Il reverendo Singh è stato arrestato il 28 gennaio. Su di lui, la polizia aveva avviato un’indagine per oltraggio al sentimento religioso e promozione dell’inimicizia. In seguito il fedele ha rivelato di aver ricevuto pressioni da esponenti del gruppo ultra-nazionalista Vishwa Hindu Parishad e dalla sua ala giovanile Bajrang Dal, che gli hanno chiesto di presentare una falsa denuncia. Il pastore è stato quindi rilasciato su cauzione (perché su cauzione se è innocente?).
Il reverendo ha sottolineato che non nutre rancore nei confronti di Gautam. “Egli ha testimoniato – afferma – che la sua fede è una scelta autonoma e che nessuno ha forzato lui o la sua famiglia a credere in Gesù Cristo”. Il fedele infatti si è convertito circa sei mesi fa, dopo la guarigione della moglie che egli attribuisce alle preghiere del reverendo. Il villaggio non ha accolto con favore la sua conversione e ha iniziato a discriminarlo sino a creare difficoltà serie a tutta la sua famiglia.
“Per me – ha affermato il religioso protagonista di questa vicenda – è un privilegio soffrire per Cristo. In carcere ho potuto predicare in maniera potente il messaggio di Cristo tra i prigionieri, e sono lieto che il nome di Cristo sia stato udito da 1.300 detenuti. Il loro spirito è infranto, vivono una profonda solitudine”. Il suo racconto continua: “Alcuni di loro sono rinchiusi per omicidio. Abbiamo pregato insieme e ci siamo abbracciati, avvertendo un senso di benedizione e il potere di Dio [su di noi]”. Il predicatore cristiano si sente “felice di essere andato in prigione, perché in questo modo sono stato usato da Dio. Ora che ho potuto incontrare e ascoltare i prigionieri, posso pregare per loro con più convinzione e impegno”.
Ma come vivono i cristiani in India?
La comunità cristiana, che conta circa 30 milioni di fedeli (il 2,3 per cento degli indiani), è spesso sotto attacco. Negli ultimi anni si sono moltiplicati drammaticamente gli assalti a chiese, incontri di preghiera e istituzioni culturali e caritative. Secondo segnalazioni di attivisti cristiani, le autorità tendono a ignorare le denunce e a minimizzare i fatti e, quando arrestano presunti colpevoli, li indicano nei rapporti come «individui affetti da disturbi mentali».

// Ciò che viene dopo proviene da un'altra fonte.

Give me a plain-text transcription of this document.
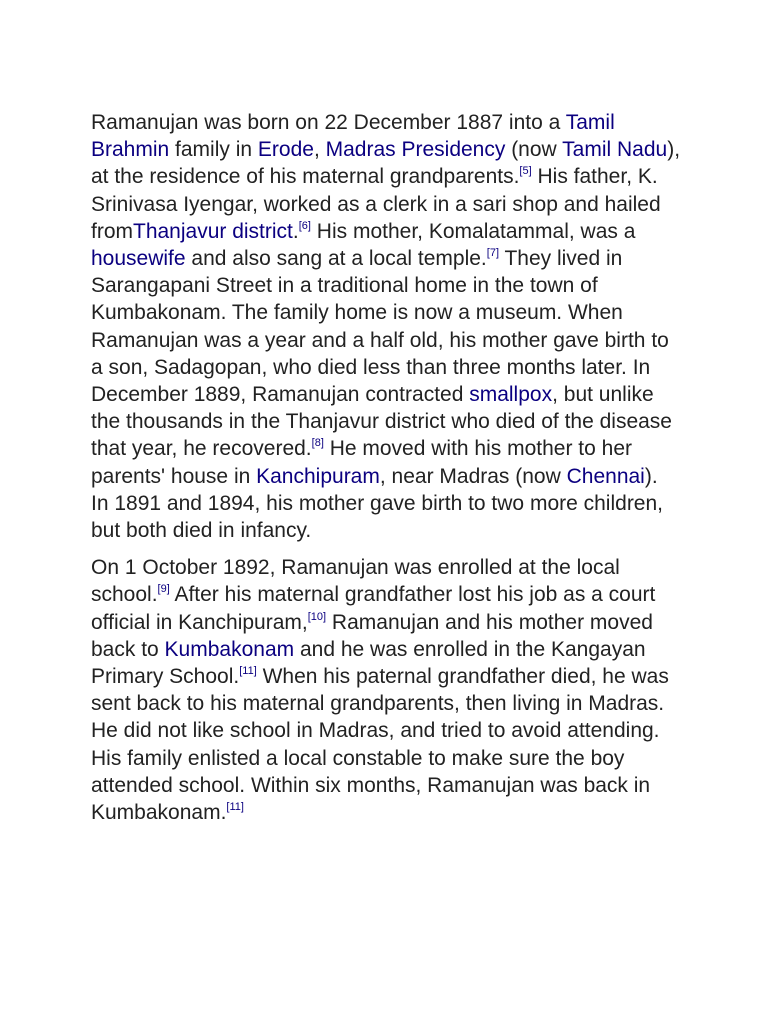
Ramanujan was born on 22 December 1887 into a Tamil Brahmin family in Erode, Madras Presidency (now Tamil Nadu), at the residence of his maternal grandparents.[5] His father, K. Srinivasa Iyengar, worked as a clerk in a sari shop and hailed fromThanjavur district.[6] His mother, Komalatammal, was a housewife and also sang at a local temple.[7] They lived in Sarangapani Street in a traditional home in the town of Kumbakonam. The family home is now a museum. When Ramanujan was a year and a half old, his mother gave birth to a son, Sadagopan, who died less than three months later. In December 1889, Ramanujan contracted smallpox, but unlike the thousands in the Thanjavur district who died of the disease that year, he recovered.[8] He moved with his mother to her parents' house in Kanchipuram, near Madras (now Chennai). In 1891 and 1894, his mother gave birth to two more children, but both died in infancy.

On 1 October 1892, Ramanujan was enrolled at the local school.[9] After his maternal grandfather lost his job as a court official in Kanchipuram,[10] Ramanujan and his mother moved back to Kumbakonam and he was enrolled in the Kangayan Primary School.[11] When his paternal grandfather died, he was sent back to his maternal grandparents, then living in Madras. He did not like school in Madras, and tried to avoid attending. His family enlisted a local constable to make sure the boy attended school. Within six months, Ramanujan was back in Kumbakonam.[11]
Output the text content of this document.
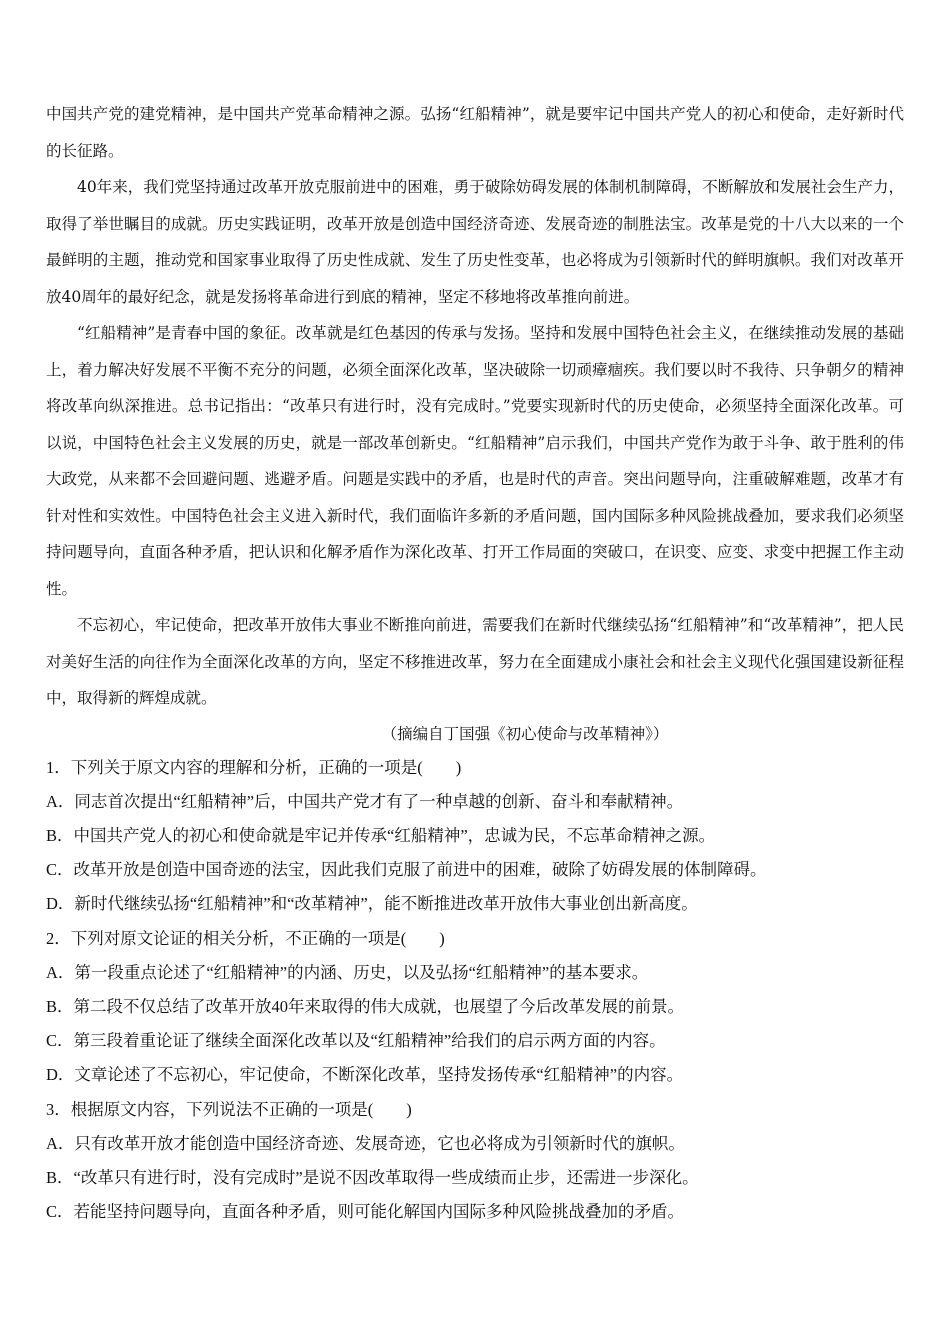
中国共产党的建党精神，是中国共产党革命精神之源。弘扬“红船精神”，就是要牢记中国共产党人的初心和使命，走好新时代的长征路。

40年来，我们党坚持通过改革开放克服前进中的困难，勇于破除妨碍发展的体制机制障碍，不断解放和发展社会生产力，取得了举世瞩目的成就。历史实践证明，改革开放是创造中国经济奇迹、发展奇迹的制胜法宝。改革是党的十八大以来的一个最鲜明的主题，推动党和国家事业取得了历史性成就、发生了历史性变革，也必将成为引领新时代的鲜明旗帜。我们对改革开放40周年的最好纪念，就是发扬将革命进行到底的精神，坚定不移地将改革推向前进。

“红船精神”是青春中国的象征。改革就是红色基因的传承与发扬。坚持和发展中国特色社会主义，在继续推动发展的基础上，着力解决好发展不平衡不充分的问题，必须全面深化改革，坚决破除一切顽瘴痼疾。我们要以时不我待、只争朝夕的精神将改革向纵深推进。总书记指出：“改革只有进行时，没有完成时。”党要实现新时代的历史使命，必须坚持全面深化改革。可以说，中国特色社会主义发展的历史，就是一部改革创新史。“红船精神”启示我们，中国共产党作为敢于斗争、敢于胜利的伟大政党，从来都不会回避问题、逃避矛盾。问题是实践中的矛盾，也是时代的声音。突出问题导向，注重破解难题，改革才有针对性和实效性。中国特色社会主义进入新时代，我们面临许多新的矛盾问题，国内国际多种风险挑战叠加，要求我们必须坚持问题导向，直面各种矛盾，把认识和化解矛盾作为深化改革、打开工作局面的突破口，在识变、应变、求变中把握工作主动性。

不忘初心，牢记使命，把改革开放伟大事业不断推向前进，需要我们在新时代继续弘扬“红船精神”和“改革精神”，把人民对美好生活的向往作为全面深化改革的方向，坚定不移推进改革，努力在全面建成小康社会和社会主义现代化强国建设新征程中，取得新的辉煌成就。

（摘编自丁国强《初心使命与改革精神》）

1．下列关于原文内容的理解和分析，正确的一项是(　　)

A．同志首次提出“红船精神”后，中国共产党才有了一种卓越的创新、奋斗和奉献精神。

B．中国共产党人的初心和使命就是牢记并传承“红船精神”，忠诚为民，不忘革命精神之源。

C．改革开放是创造中国奇迹的法宝，因此我们克服了前进中的困难，破除了妨碍发展的体制障碍。

D．新时代继续弘扬“红船精神”和“改革精神”，能不断推进改革开放伟大事业创出新高度。

2．下列对原文论证的相关分析，不正确的一项是(　　)

A．第一段重点论述了“红船精神”的内涵、历史，以及弘扬“红船精神”的基本要求。

B．第二段不仅总结了改革开放40年来取得的伟大成就，也展望了今后改革发展的前景。

C．第三段着重论证了继续全面深化改革以及“红船精神”给我们的启示两方面的内容。

D．文章论述了不忘初心，牢记使命，不断深化改革，坚持发扬传承“红船精神”的内容。

3．根据原文内容，下列说法不正确的一项是(　　)

A．只有改革开放才能创造中国经济奇迹、发展奇迹，它也必将成为引领新时代的旗帜。

B．“改革只有进行时，没有完成时”是说不因改革取得一些成绩而止步，还需进一步深化。

C．若能坚持问题导向，直面各种矛盾，则可能化解国内国际多种风险挑战叠加的矛盾。
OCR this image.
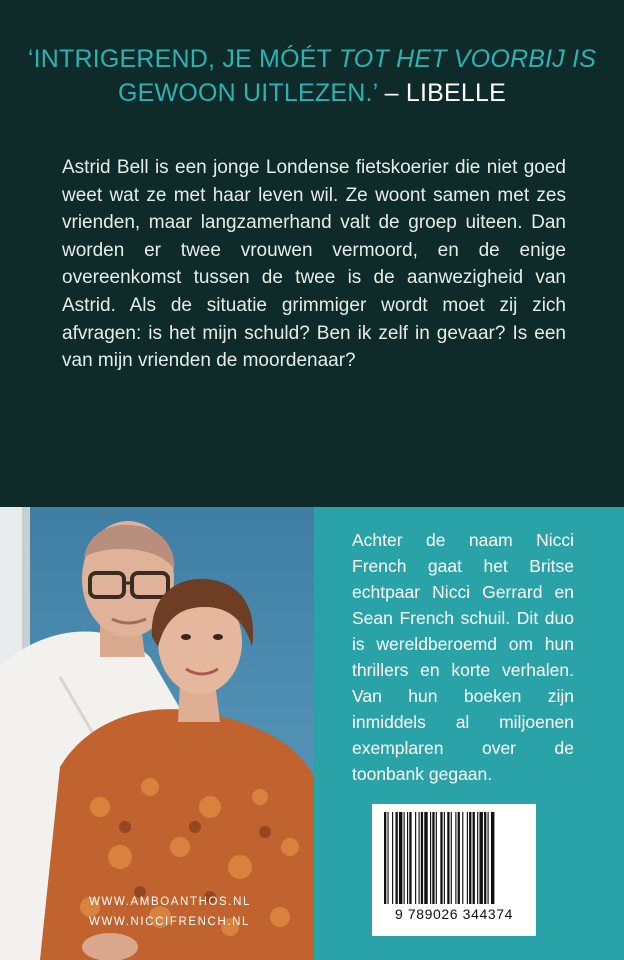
‘INTRIGEREND, JE MÓÉT TOT HET VOORBIJ IS
GEWOON UITLEZEN.’ – LIBELLE
Astrid Bell is een jonge Londense fietskoerier die niet goed weet wat ze met haar leven wil. Ze woont samen met zes vrienden, maar langzamerhand valt de groep uiteen. Dan worden er twee vrouwen vermoord, en de enige overeenkomst tussen de twee is de aanwezigheid van Astrid. Als de situatie grimmiger wordt moet zij zich afvragen: is het mijn schuld? Ben ik zelf in gevaar? Is een van mijn vrienden de moordenaar?
Achter de naam Nicci French gaat het Britse echtpaar Nicci Gerrard en Sean French schuil. Dit duo is wereldberoemd om hun thrillers en korte verhalen. Van hun boeken zijn inmiddels al miljoenen exemplaren over de toonbank gegaan.
9 789026 344374
WWW.AMBOANTHOS.NL
WWW.NICCIFRENCH.NL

A documentare questa situazione sono vari studi e rapporti. Tra quelli maggiormente degni di nota quello della Commissione statunitense per la Libertà religiosa internazionale (Uscirf), che ha messo apertamente sotto accusa il governo indiano per lo scarso impegno nel prevenire «una pressione diffusa contro le minoranze religiose e contro i dalit che raggruppano fuoricasta, tribali e aborigeni e che totalizzano il 20 per cento degli 1,35 miliardi di indiani».
Il rapporto ha registrato che «nel 2017 le condizioni della libertà religiosa hanno visto proseguire la tendenza al peggioramento» e che «la realtà di una società multiculturale e multireligiosa come quella indiana è minacciata da una crescente concezione esclusivista di identità nazionale basata sulla religione».
A confermare un incremento della persecuzione ci sono anche dati governativi diffusi a febbraio: 111 uccisi e almeno 2.398 feriti in 822 episodi di violenza settaria nel 2017, contro 86 morti e 2.321 di 703 eventi nel 2016.
Una situazione che resta difficile, ma piccoli passi per uscire da questa criticità vengono compiuti quotidianamente grazie al coraggio di tanti religiosi di cui il reverendo Dharmendra Singh è un brillante esempio.